В основном жертвами этих опытов становились советские военнопленные. Поразительно, что в числе палачей были не только эсэсовские офицеры, но и крупные ученые Германии, знаменитые доктора, химики, тысячи рядовых врачей, медперсонал. В том же Бухенвальде проводились эксперименты по заражению тифом, желтой лихорадкой, оспой. Согласно нацистской идеологии, в числе подлежащих уничтожению помимо евреев, цыган, коммунистов были и гомосексуалисты. Для борьбы с этим злом заключенных в порядке эксперимента кастрировали, пересаживали половые органы, вводили синтетические гормоны.
В Дахау «специализировались» на варварских экспериментах по замораживанию людей. По указанию Гиммлера нацистские врачи пытались определить, сколько времени человек может продержаться в ледяной воде. Это было связано с гибелью сбитых фашистских летчиков, которые не выживали в холодных водах Атлантики. Некоторые из «экспериментов» повторялись уже не в «научных» целях, а для развлечения высоких эсэсовских чинов и членов их семей.
Особым шиком считалось наблюдать за половыми актами, которыми заставляли заниматься полумертвых мужчин после ледяных ванн и женщин-заключенных, которых специально для этого привозили из лагеря Равенсбрюк. Здесь же врач нацистской авиации доктор Рашер в специально оборудованном «вагоне» резко повышал или понижал атмосферное давление, наблюдая при этом за агонией жертв. Умирающих, но еще живых людей он хладнокровно оперировал, вскрывал грудную клетку, наблюдая, как долго еще бьется сердце. Очень мало осталось свидетелей этих опытов, так как нацисты не были заинтересованы в разглашении зловещих экспериментов.

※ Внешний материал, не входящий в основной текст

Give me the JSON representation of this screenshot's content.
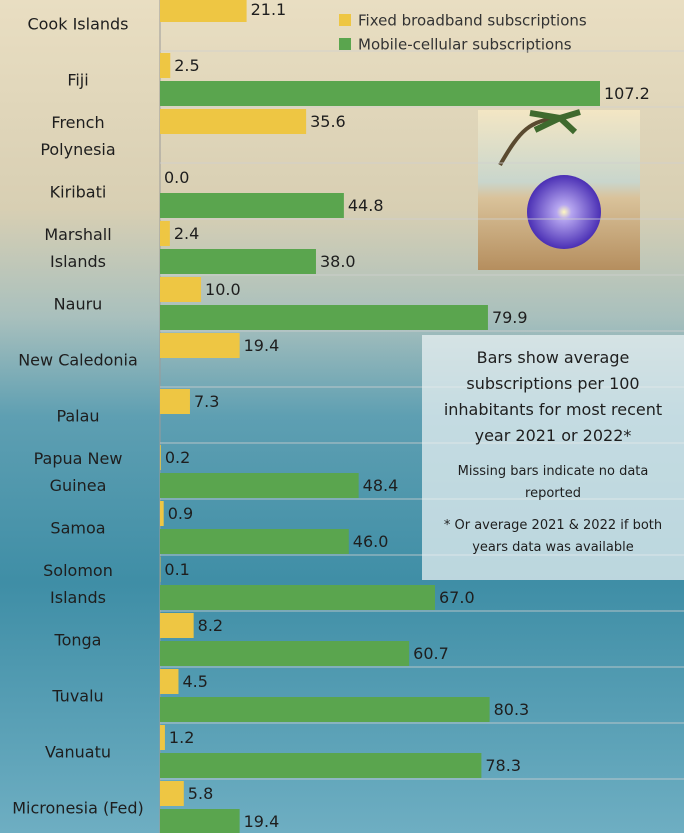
{
  "chart_data": {
    "type": "bar",
    "orientation": "horizontal",
    "categories": [
      "Cook Islands",
      "Fiji",
      "French Polynesia",
      "Kiribati",
      "Marshall Islands",
      "Nauru",
      "New Caledonia",
      "Palau",
      "Papua New Guinea",
      "Samoa",
      "Solomon Islands",
      "Tonga",
      "Tuvalu",
      "Vanuatu",
      "Micronesia (Fed)"
    ],
    "series": [
      {
        "name": "Fixed broadband subscriptions",
        "color": "#eec643",
        "values": [
          21.1,
          2.5,
          35.6,
          0.0,
          2.4,
          10.0,
          19.4,
          7.3,
          0.2,
          0.9,
          0.1,
          8.2,
          4.5,
          1.2,
          5.8
        ],
        "value_labels": [
          "21.1",
          "2.5",
          "35.6",
          "0.0",
          "2.4",
          "10.0",
          "19.4",
          "7.3",
          "0.2",
          "0.9",
          "0.1",
          "8.2",
          "4.5",
          "1.2",
          "5.8"
        ]
      },
      {
        "name": "Mobile-cellular subscriptions",
        "color": "#5aa54e",
        "values": [
          null,
          107.2,
          null,
          44.8,
          38.0,
          79.9,
          null,
          null,
          48.4,
          46.0,
          67.0,
          60.7,
          80.3,
          78.3,
          19.4
        ],
        "value_labels": [
          null,
          "107.2",
          null,
          "44.8",
          "38.0",
          "79.9",
          null,
          null,
          "48.4",
          "46.0",
          "67.0",
          "60.7",
          "80.3",
          "78.3",
          "19.4"
        ]
      }
    ],
    "annotations": [
      "Bars show average subscriptions per 100 inhabitants for most recent year 2021 or 2022*",
      "Missing bars indicate no data reported",
      "* Or average 2021 & 2022 if both years data was available"
    ]
  }
}
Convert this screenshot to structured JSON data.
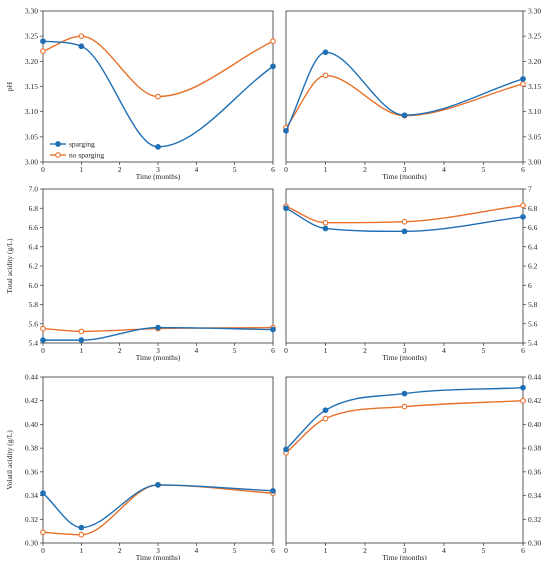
{
  "legend": {
    "position": "bottom-left of top-left panel"
  },
  "colors": {
    "sparging": "#1f6fb4",
    "no_sparging": "#e8702a"
  },
  "chart_data": [
    {
      "type": "line",
      "name": "pH-left",
      "title": "",
      "xlabel": "Time (months)",
      "ylabel": "pH",
      "xlim": [
        0,
        6
      ],
      "ylim": [
        3.0,
        3.3
      ],
      "xticks": [
        "0",
        "1",
        "2",
        "3",
        "4",
        "5",
        "6"
      ],
      "yticks": [
        "3.00",
        "3.05",
        "3.10",
        "3.15",
        "3.20",
        "3.25",
        "3.30"
      ],
      "yaxis_side": "left",
      "series": [
        {
          "name": "sparging",
          "x": [
            0,
            1,
            3,
            6
          ],
          "values": [
            3.24,
            3.23,
            3.03,
            3.19
          ]
        },
        {
          "name": "no sparging",
          "x": [
            0,
            1,
            3,
            6
          ],
          "values": [
            3.22,
            3.25,
            3.13,
            3.24
          ]
        }
      ]
    },
    {
      "type": "line",
      "name": "pH-right",
      "title": "",
      "xlabel": "Time (months)",
      "ylabel": "",
      "xlim": [
        0,
        6
      ],
      "ylim": [
        3.0,
        3.3
      ],
      "xticks": [
        "0",
        "1",
        "2",
        "3",
        "4",
        "5",
        "6"
      ],
      "yticks": [
        "3.00",
        "3.05",
        "3.10",
        "3.15",
        "3.20",
        "3.25",
        "3.30"
      ],
      "yaxis_side": "right",
      "series": [
        {
          "name": "sparging",
          "x": [
            0,
            1,
            3,
            6
          ],
          "values": [
            3.062,
            3.218,
            3.093,
            3.165
          ]
        },
        {
          "name": "no sparging",
          "x": [
            0,
            1,
            3,
            6
          ],
          "values": [
            3.068,
            3.172,
            3.092,
            3.155
          ]
        }
      ]
    },
    {
      "type": "line",
      "name": "total-acidity-left",
      "title": "",
      "xlabel": "Time (months)",
      "ylabel": "Total acidity (g/L)",
      "xlim": [
        0,
        6
      ],
      "ylim": [
        5.4,
        7.0
      ],
      "xticks": [
        "0",
        "1",
        "2",
        "3",
        "4",
        "5",
        "6"
      ],
      "yticks": [
        "5.4",
        "5.6",
        "5.8",
        "6.0",
        "6.2",
        "6.4",
        "6.6",
        "6.8",
        "7.0"
      ],
      "yaxis_side": "left",
      "series": [
        {
          "name": "sparging",
          "x": [
            0,
            1,
            3,
            6
          ],
          "values": [
            5.43,
            5.43,
            5.56,
            5.54
          ]
        },
        {
          "name": "no sparging",
          "x": [
            0,
            1,
            3,
            6
          ],
          "values": [
            5.55,
            5.52,
            5.55,
            5.56
          ]
        }
      ]
    },
    {
      "type": "line",
      "name": "total-acidity-right",
      "title": "",
      "xlabel": "Time (months)",
      "ylabel": "",
      "xlim": [
        0,
        6
      ],
      "ylim": [
        5.4,
        7.0
      ],
      "xticks": [
        "0",
        "1",
        "2",
        "3",
        "4",
        "5",
        "6"
      ],
      "yticks": [
        "5.4",
        "5.6",
        "5.8",
        "6",
        "6.2",
        "6.4",
        "6.6",
        "6.8",
        "7"
      ],
      "yaxis_side": "right",
      "series": [
        {
          "name": "sparging",
          "x": [
            0,
            1,
            3,
            6
          ],
          "values": [
            6.8,
            6.59,
            6.56,
            6.71
          ]
        },
        {
          "name": "no sparging",
          "x": [
            0,
            1,
            3,
            6
          ],
          "values": [
            6.82,
            6.65,
            6.66,
            6.83
          ]
        }
      ]
    },
    {
      "type": "line",
      "name": "volatile-acidity-left",
      "title": "",
      "xlabel": "Time (months)",
      "ylabel": "Volatil acidity (g/L)",
      "xlim": [
        0,
        6
      ],
      "ylim": [
        0.3,
        0.44
      ],
      "xticks": [
        "0",
        "1",
        "2",
        "3",
        "4",
        "5",
        "6"
      ],
      "yticks": [
        "0.30",
        "0.32",
        "0.34",
        "0.36",
        "0.38",
        "0.40",
        "0.42",
        "0.44"
      ],
      "yaxis_side": "left",
      "series": [
        {
          "name": "sparging",
          "x": [
            0,
            1,
            3,
            6
          ],
          "values": [
            0.342,
            0.313,
            0.349,
            0.344
          ]
        },
        {
          "name": "no sparging",
          "x": [
            0,
            1,
            3,
            6
          ],
          "values": [
            0.309,
            0.307,
            0.349,
            0.342
          ]
        }
      ]
    },
    {
      "type": "line",
      "name": "volatile-acidity-right",
      "title": "",
      "xlabel": "Time (months)",
      "ylabel": "",
      "xlim": [
        0,
        6
      ],
      "ylim": [
        0.3,
        0.44
      ],
      "xticks": [
        "0",
        "1",
        "2",
        "3",
        "4",
        "5",
        "6"
      ],
      "yticks": [
        "0.30",
        "0.32",
        "0.34",
        "0.36",
        "0.38",
        "0.40",
        "0.42",
        "0.44"
      ],
      "yaxis_side": "right",
      "series": [
        {
          "name": "sparging",
          "x": [
            0,
            1,
            3,
            6
          ],
          "values": [
            0.379,
            0.412,
            0.426,
            0.431
          ]
        },
        {
          "name": "no sparging",
          "x": [
            0,
            1,
            3,
            6
          ],
          "values": [
            0.376,
            0.405,
            0.415,
            0.42
          ]
        }
      ]
    }
  ]
}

Остались свидетельства отчаянного мужества советских людей, обреченных на смерть и страдания. Самое страшное, что подвиги, которые они совершали, как правило, остались неизвестными. И таких людей было много. Гораздо больше, чем тех, кто носил власовские погоны. Нам еще предстоит узнать о лагерном сопротивлении, о подпольных организациях, о взаимной помощи друг другу. О том, что люди даже в самых тяжелых условиях оставались людьми.